Das reichte ihm aber noch nicht aus, Christian Brackhahn wechselte nach Hannover auf "Die Insel", ein Spitzenrestaurant, das hohe Punktzahlen im Gault Millau und einen Stern im Guide Michelin aufweist. In Hannover konnte der Köthener an der Seite von Sterne-Koch Norbert Schu sein Wissen weiter vertiefen und hat in dieser Zeit auch Prominente bekocht, unter ihnen Ex-Bundeskanzler Gerhard Schröder, Guido Westerwelle, die "Scorpions" sowie weitere Persönlichkeiten aus Politik und Wirtschaft.

Über ein Jahr ist er zwischen Hannover und Köthen gependelt, hatte nur wenig Zeit für seine Lebenspartnerin Linda Meyer und Töchterchen Lara. "Deshalb habe ich mich entschlossen, in Köthen zu bleiben und mich selbständig zu machen." Er schaute sich in der Stadt um, sah sich auch den Ratskeller an. "Der war mir eine Nummer zu groß", sagt er. Letztlich fiel die Entscheidung auf das frühere Lokal "An der Martinskirche" in der Leipziger Straße, das seit August 2008 leer steht. Christian Brackhahn hat es gepachtet und nutzt für seinen Start als Selbständiger auch Existenzgründerprogramme. Zu fünft soll "Christian´s" bewirtschaftet werden - Christian ist der Küchenchef, mit ihm arbeitet noch ein zweiter Koch. Partnerin Linda bestreitet mit zwei Mitarbeiterinnen den Service im Lokal, das im Hauptraum 30 und in einem kleineren Raum 20 Gästen Platz bietet.

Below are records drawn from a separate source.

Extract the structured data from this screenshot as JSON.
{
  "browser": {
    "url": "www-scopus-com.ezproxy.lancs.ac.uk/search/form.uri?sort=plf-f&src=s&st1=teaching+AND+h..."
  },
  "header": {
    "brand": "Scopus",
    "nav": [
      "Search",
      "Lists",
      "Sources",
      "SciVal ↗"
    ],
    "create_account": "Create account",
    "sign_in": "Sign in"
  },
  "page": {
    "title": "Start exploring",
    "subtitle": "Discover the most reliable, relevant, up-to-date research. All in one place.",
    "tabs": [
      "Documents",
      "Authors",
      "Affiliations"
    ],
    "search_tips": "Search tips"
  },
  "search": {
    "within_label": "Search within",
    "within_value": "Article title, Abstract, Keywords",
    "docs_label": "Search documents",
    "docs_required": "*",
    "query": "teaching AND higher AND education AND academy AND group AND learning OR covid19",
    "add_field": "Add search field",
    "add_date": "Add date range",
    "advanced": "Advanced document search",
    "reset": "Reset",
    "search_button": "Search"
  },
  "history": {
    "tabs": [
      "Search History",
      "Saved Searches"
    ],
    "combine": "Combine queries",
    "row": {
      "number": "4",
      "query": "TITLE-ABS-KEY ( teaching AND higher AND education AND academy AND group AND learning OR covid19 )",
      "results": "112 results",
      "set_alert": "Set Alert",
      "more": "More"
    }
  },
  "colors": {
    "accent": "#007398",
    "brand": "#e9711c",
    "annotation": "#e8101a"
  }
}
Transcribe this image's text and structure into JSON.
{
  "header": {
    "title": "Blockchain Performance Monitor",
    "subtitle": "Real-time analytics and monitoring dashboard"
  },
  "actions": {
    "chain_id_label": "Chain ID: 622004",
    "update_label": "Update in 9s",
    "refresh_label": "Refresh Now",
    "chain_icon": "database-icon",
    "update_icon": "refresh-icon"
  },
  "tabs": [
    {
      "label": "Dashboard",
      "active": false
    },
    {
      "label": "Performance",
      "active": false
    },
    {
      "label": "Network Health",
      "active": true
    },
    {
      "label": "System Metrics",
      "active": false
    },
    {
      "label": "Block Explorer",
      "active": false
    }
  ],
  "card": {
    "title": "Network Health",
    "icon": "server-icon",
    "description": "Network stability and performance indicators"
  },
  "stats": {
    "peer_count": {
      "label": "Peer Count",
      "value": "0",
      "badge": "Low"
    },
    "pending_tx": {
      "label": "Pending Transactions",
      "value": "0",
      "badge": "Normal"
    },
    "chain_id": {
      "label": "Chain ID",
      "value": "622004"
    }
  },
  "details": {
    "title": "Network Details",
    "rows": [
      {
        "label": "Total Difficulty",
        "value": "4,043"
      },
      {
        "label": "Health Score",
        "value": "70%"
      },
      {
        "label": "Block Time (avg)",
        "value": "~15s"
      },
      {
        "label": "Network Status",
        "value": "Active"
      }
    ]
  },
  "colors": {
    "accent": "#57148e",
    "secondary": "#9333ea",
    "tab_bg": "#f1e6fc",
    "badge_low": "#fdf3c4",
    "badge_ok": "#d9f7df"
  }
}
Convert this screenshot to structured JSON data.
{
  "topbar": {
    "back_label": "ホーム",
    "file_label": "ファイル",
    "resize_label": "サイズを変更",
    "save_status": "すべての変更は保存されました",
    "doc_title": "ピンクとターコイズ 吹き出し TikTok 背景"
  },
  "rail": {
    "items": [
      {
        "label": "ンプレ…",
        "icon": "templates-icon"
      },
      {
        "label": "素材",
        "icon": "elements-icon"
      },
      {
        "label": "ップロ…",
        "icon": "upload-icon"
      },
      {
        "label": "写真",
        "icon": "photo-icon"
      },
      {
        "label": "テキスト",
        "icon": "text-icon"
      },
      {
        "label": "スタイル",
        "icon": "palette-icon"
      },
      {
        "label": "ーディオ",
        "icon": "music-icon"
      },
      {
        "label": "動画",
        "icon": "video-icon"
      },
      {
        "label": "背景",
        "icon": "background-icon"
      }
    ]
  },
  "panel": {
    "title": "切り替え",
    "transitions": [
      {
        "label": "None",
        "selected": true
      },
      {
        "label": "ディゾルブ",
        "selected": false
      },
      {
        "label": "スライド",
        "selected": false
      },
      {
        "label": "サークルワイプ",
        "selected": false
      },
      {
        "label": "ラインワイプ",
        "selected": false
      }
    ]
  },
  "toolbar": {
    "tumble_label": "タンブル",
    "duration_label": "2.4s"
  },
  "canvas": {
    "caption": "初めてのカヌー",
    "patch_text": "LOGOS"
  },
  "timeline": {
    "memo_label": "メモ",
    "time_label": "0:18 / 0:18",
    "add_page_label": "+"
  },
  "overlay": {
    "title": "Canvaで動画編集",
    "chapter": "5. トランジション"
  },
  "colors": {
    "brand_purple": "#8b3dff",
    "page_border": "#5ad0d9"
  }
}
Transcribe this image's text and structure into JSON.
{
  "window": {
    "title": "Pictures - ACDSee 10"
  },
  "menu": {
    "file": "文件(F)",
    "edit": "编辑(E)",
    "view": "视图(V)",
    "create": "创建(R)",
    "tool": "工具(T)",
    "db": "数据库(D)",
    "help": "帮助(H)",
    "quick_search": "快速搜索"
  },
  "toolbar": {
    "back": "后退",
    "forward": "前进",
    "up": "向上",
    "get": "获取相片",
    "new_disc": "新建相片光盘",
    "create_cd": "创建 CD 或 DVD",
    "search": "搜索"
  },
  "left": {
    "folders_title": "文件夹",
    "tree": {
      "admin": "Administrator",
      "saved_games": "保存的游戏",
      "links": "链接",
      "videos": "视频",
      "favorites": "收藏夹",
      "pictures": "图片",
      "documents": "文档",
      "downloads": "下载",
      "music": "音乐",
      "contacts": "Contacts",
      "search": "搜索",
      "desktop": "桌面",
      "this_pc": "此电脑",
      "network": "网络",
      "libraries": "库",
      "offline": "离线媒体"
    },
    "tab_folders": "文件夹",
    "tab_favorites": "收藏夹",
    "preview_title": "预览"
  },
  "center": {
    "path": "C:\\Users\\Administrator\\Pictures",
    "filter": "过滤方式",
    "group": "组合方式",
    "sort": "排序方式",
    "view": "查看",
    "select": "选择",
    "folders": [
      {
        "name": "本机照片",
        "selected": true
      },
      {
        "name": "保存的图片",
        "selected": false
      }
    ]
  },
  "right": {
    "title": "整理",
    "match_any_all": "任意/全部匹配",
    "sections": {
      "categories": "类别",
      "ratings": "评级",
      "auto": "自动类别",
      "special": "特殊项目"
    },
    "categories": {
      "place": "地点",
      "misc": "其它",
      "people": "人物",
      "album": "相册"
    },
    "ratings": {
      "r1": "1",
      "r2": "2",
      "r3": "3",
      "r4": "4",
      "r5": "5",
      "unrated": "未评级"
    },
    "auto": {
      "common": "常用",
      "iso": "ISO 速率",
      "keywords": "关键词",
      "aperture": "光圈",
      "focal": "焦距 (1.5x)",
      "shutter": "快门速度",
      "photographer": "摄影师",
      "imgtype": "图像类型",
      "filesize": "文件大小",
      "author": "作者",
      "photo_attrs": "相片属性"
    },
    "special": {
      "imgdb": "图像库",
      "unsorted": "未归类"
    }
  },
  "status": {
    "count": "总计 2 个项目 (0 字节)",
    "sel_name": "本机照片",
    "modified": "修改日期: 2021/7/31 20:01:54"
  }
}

"Klassische Gerichte, neu interpretiert"- dieses Motto hat sich Christian Brackhahn auf die Fahne geschrieben. Und was man sich darunter vorstellen kann, macht er am Beispiel der Forelle "Müllerin Art" deutlich, zu der traditionell Petersilienkartoffeln und ein Scheibe Zitrone serviert werden. Brackhahns neue Interpretation sieht so aus, dass aus der Forelle die Gräte entfernt wird. Das Fischfilet wird mit einer Petersilienfarce gefüllt, zusammen gerollt, mehliert und dann gebraten. Dazu bereitet er ein Zitronenkartoffelpürree und gibt eine Petersilienschaumsoße darüber. Die Fischgräte wird ausgekocht, der entstehende Fischfond weiterverarbeitet. "Ich setze auf den natürlichen Geschmack, irgendwelche Geschmacksverstärker werden bei mir nicht verwendet", betont Brackhahn und fügt hinzu: "Verwendet werden nur frische Erzeugnisse von regionalen Herstellern." Ergänzt wird seine Speisekarte durch "Cross over"-Gerichte - leichte Kost, in die weltoffene Kochkunst mit einfließt. Die Weinkarte hält Saale-Unstrut-Weine und Klassiker aus Europa parat.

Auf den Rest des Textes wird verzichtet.